Fragmentation dynamics of molecules studied with an new electrostatic storage ring. – ANNEAU

This project aims at studying experimentally the relaxation dynamics of molecular systems over a broad range of time with a control on the type and the amount of excitation energy. The molecules under focus go from small molecules such as HDO up to system with much larger size such as polypeptides. Regarding the excitation and the dissociation of small molecules, quantum effects play an important role and the individual electronic levels have to be taken into account. For molecules of bigger size, the excitation levels are distributed among some bands of energy and the relaxation involves a large number of rovibrational states. Thus, in contrary to the small molecules, statistical processes are more appropriate for modeling the energy relaxation and fragmentation of large molecules. The goal of this project is to study the transition between the statistical and the non-statistical quantum aspects by varying the size of the system. As an example, the benzene molecule up to large PAH such as the coronene will be studied first. Then, other systems of interest will go from dipeptide up to long peptide chains (hundred peptides). The fast processes in a time range of ns-µs as well as the intrinsically slow statistical processes in the range of ms-s will be studied as a function of the excitation energy of the system. To achieve this goal, both the amount of energy deposited into the system as well as its electronic and nuclear nature will be controlled.

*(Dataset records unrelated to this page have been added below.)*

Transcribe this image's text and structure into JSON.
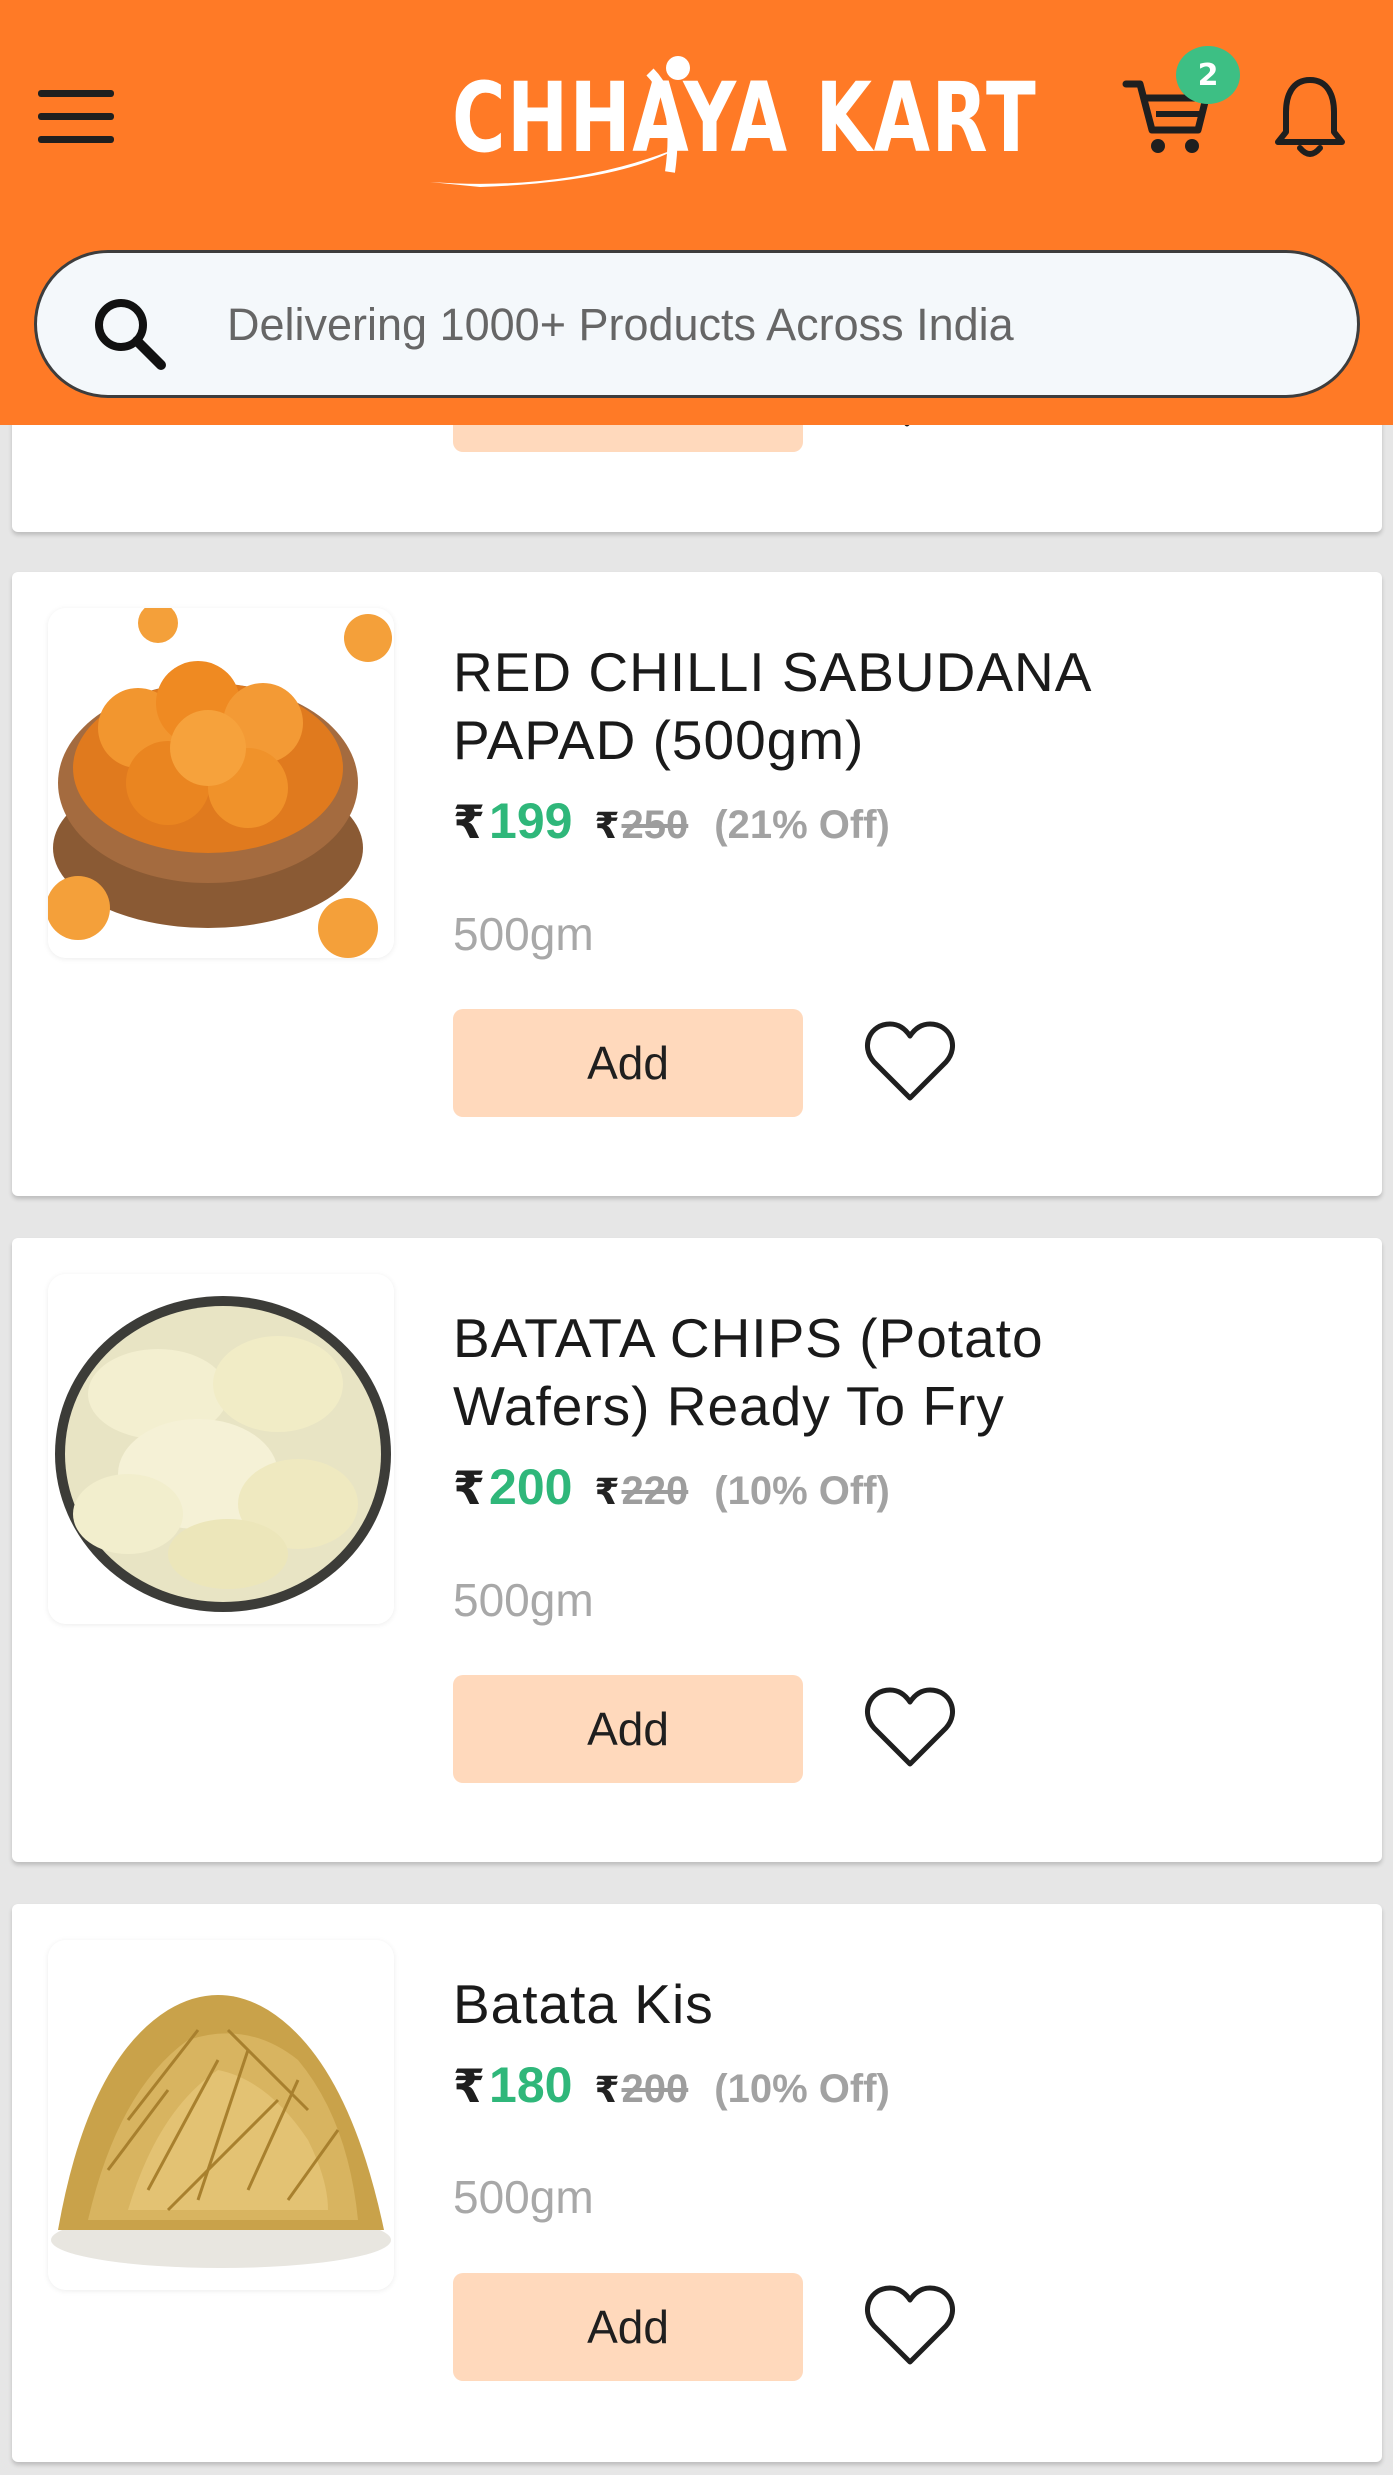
{
  "header": {
    "logo_text": "CHHAYA KART",
    "cart_count": "2",
    "brand_color": "#ff7a26",
    "badge_color": "#3dbf84",
    "icons": [
      "menu-icon",
      "cart-icon",
      "bell-icon"
    ]
  },
  "search": {
    "placeholder": "Delivering 1000+ Products Across India",
    "icon": "search-icon"
  },
  "products": [
    {
      "title": "RED CHILLI SABUDANA PAPAD (500gm)",
      "currency": "₹",
      "price": "199",
      "mrp": "250",
      "discount": "(21% Off)",
      "weight": "500gm",
      "add_label": "Add"
    },
    {
      "title": "BATATA CHIPS (Potato Wafers) Ready To Fry",
      "currency": "₹",
      "price": "200",
      "mrp": "220",
      "discount": "(10% Off)",
      "weight": "500gm",
      "add_label": "Add"
    },
    {
      "title": "Batata Kis",
      "currency": "₹",
      "price": "180",
      "mrp": "200",
      "discount": "(10% Off)",
      "weight": "500gm",
      "add_label": "Add"
    }
  ],
  "colors": {
    "price_green": "#2fb77a",
    "add_button_bg": "#ffd9bc"
  }
}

This project couples innovating technologies in the areas of ion trapping, excitation by ion impact and coincidence particle detections. It will allow us to provide information on both the fast and slow relaxation dynamics under energy control. It is based essentially on the construction of an inventive electrostatic ring, which is cryogenic and of reasonable size. The molecules will be first cooled down during a sufficiently long storage time to ensure a well-controlled narrow internal energy distribution. The stored molecules will be then excited by interaction with a projectile ion beam, which will be superimposed to the molecular beam along a straight section of the ring. As the stored molecules have a kinetic energy on the order of keV, the detection will be performed in reverse kinematics. Neutral and charged fragments and electrons originating from the collision will be detected in coincidence. By using imaging detectors, the kinetic energies of both the electrons and the fragments will be measured. With these precise measurements of all observables relative to a single event, we will have access to important parameters such as the temperature of the system, the energy resonances, etc.

This original experimental set up, unique in the world, will open a new field of investigation for organic molecules and molecules of biological interests due to its complementarities to the existing methods in the field of mass spectrometry, such as photon-induced-dissociation (PID) or electron-capture-dissociation (ECD). By using the ion impact method, the excitation of the molecules is performed in a femto second time scale and over a broad range of energy (0.1-300 eV). By varying the mass and the kinetic energy of the projectile ions, the dominant excitation mechanism will be selected to be either of electronic or nuclear nature. By itself, the electrostatic ring represents a true breakthrough due to its simplicity of conception, its compactness and its moderate cost in comparison to the analog existing instruments. The use of electrostatic field pushes forward the upper limit in m/q ratio allowing one to study small as well large monocharged molecules. Ultimately, some original scientific issues will be accessible due to the innovative characteristics of the apparatus. This is the case as an example of topics such as the charge transfer between anions and protonated biomolecules or between multicharged ions (Xe30+) and strongly negatively charged biomolecules.